Crate training your dog can be quite time consuming depending on your dog's age and disposition. Essentially, the younger the dog, the earlier it will learn to use the crate and to obey you when you need him to use it. Older dogs may show much more resistance to being confined in a crate, especially if they have never been exposed to one before. Dogs belonging to active and outdoor breeds may be that much harder to train than those that are less active. Here are some helpful basic steps to make crate training your dog possible.
The first thing to do is select a crate for your dog. The crate needs to be large enough to allow your dog to stand up freely and should be just wide enough to allow him to turn around when inside. Crates are available in a large variety of styles and materials including metal, plastic and fiberglass. Select a crate that is relatively airy and easy to handle.
Crate Training Your Dog
Dogs associate places with feelings of both happiness and fear, so take the time to ensure that your dog does not start to view the crate as a place where it is punished and confined needlessly since this will only make the dog miserable and uncooperative. It is best to go about crate training in a very slow manner and to encourage the dog at every step. Don't try and push the dog to learn too fast since it will only develop an aversion to the process and your end objective will not be met.
Making Your Dog Familiar with the Crate
This is the first step in crate training. Your dog needs to get familiar with the crate as a place that is his and that is associated with certain activities where he is involved. Place the crate you have selected in a place where there is a lot of activity and movement like the living room of your house, or wherever most of the family chooses to hangout. Call your dog to the crate or bring him over if he is timid or shy and seems afraid of this foreign object. Never drag him to the crate by the collar or use any other rough method, as the dog will immediately start to associate the crate with unpleasantness and fear. Make the whole exercise into a fun game with smiles, laughter and let the dog 'discover' the crate, much like a new toy.
Getting your dog to enter the crate is another major task. Most dogs will respond to their favorite toy and treats if they are placed within the crate. Put a few treats near the door and just inside the crate at first. Slowly add more treats that are placed further and further inside until the dog shows no fear of walking into the crate to pick up his goodies.
Do remember that many dogs may simply refuse to enter the crate for a long time, no matter what you do! Do not hurry and leave the treats inside the crate for a while and the dog will definitely pick them up sometime or the other when his natural curiosity gets the better of him.
Don't hurry the process and wait until the dog is comfortable going into and out of the crate without any signs of distress.
Crate Training Using Food
The next step is to start feeding him his meals inside the crate or near the crate if he is still a little shy of the crate. In this manner you will build up happy associations between the dog and the crate. As the dog gets more and more comfortable with the crate, start to put his food dish more and more inside the crate until you have reached the back wall. Do not hurry the process at any stage and have lots of patience.
Increasing Crate Time
Once your dog is used to eating his meals inside the crate you can try closing the door while he eats. Again, don't force the event to happen, rather make it seem a natural and stress free process for the dog. Always make it a point to immediately open the crate door when he finishes his meal.
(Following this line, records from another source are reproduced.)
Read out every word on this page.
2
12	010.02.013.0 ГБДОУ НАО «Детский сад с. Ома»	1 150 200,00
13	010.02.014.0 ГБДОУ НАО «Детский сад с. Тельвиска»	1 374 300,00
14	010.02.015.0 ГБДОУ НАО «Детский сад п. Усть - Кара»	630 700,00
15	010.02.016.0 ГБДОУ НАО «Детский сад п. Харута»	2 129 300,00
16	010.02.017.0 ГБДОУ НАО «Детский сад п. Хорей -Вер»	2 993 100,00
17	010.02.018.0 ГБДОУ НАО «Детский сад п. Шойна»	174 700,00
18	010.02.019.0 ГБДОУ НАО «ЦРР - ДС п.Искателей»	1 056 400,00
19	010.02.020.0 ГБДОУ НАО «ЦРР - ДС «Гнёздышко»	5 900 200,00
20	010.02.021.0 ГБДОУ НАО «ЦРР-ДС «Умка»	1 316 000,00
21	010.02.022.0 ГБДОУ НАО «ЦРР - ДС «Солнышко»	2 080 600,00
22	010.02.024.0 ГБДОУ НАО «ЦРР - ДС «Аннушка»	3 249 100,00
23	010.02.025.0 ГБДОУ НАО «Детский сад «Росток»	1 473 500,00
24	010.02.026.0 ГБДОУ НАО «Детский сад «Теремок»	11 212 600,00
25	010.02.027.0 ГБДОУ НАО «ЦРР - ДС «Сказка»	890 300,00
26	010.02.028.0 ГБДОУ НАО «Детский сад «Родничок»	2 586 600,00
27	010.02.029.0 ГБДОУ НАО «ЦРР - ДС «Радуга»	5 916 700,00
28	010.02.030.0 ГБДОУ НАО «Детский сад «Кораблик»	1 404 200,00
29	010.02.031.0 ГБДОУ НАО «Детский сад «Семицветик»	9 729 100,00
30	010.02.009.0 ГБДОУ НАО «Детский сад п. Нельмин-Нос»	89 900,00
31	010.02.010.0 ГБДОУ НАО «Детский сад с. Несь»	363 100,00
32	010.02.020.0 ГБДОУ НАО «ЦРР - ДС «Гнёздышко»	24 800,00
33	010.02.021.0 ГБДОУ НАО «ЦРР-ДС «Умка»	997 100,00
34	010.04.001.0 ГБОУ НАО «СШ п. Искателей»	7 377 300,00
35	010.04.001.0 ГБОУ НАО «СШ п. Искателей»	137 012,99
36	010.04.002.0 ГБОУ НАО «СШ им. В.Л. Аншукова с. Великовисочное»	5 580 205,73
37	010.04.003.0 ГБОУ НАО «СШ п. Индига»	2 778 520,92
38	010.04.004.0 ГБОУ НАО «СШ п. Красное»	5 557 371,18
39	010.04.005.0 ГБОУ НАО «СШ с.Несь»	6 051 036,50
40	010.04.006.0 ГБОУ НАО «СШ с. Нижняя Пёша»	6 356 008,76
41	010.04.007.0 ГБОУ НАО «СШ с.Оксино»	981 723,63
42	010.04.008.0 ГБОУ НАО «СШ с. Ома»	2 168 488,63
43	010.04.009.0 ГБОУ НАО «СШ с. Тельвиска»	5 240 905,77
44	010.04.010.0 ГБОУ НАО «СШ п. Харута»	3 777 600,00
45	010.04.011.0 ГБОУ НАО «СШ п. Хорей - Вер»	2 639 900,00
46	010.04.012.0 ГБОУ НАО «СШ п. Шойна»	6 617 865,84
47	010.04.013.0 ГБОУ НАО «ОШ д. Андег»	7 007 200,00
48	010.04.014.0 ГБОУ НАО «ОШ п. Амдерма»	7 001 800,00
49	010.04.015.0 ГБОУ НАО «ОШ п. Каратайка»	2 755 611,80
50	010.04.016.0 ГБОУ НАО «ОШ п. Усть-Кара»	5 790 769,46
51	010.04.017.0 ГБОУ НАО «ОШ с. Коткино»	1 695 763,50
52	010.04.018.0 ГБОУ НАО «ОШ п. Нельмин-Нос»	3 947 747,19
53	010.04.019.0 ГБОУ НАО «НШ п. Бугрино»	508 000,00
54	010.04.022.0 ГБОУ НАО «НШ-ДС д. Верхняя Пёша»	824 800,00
Once he is used to the crate being closed while he eats, you can try leaving him inside for a few minutes with the door closed after he has finished his meal. Don't try to make him stay inside for a half hour or so the first time you do it. The dog will not understand what is happening and will definitely start barking, whining and scratching to be let out. Instead try a few minutes each day and gradually start to make the time period longer with each passing day.
Some dogs will adapt to this very easily and some will whine and bark initially. Ignore the whining at first, as it will simply make the dog think that whining is a method to get himself out of the crate. Eventually you should be able to leave your dog crated any time it's necessary.
Crate Training Your Dog at Night
Now you can start to put him into the crate at night and to leave him inside the crate when you go out for short periods. Always make sure that he has some of his favorite toys around so that he feels comfortable. It is also a good idea to place some used T-shirt of other article of clothing of yours within the crate since it will make him feel more secure to be surrounded by your scent.
Call him over to the crate and give him a treat or two. Praise the dog and then quietly close the crate door before leaving. Let him out on your return and give him a treat to make him feel good. You should still continue to crate him for short periods of time even when you are at home simply so that he does not start associating the confinement with your absence or being left alone.
Here are a few tips that will help your dog feel more comfortable being crated.
- Use the crate judiciously and not as a convenient means to confine your dog. Excessive confinement will only make the dog cranky and encourage destructive and aggressive behavior in the dog.
- Adult dogs can handle longer periods of confinement in the crate since they do not need to relieve themselves as often as puppies. A puppy should ideally not be confined for more than three to four hours since they will definitely need to relieve themselves after this time.
- Make the entire exercise as painless and pleasant as possible for the dog. He must associate the crate with pleasantness and not look upon the confinement as a punishment, or he will not adjust well to the crate.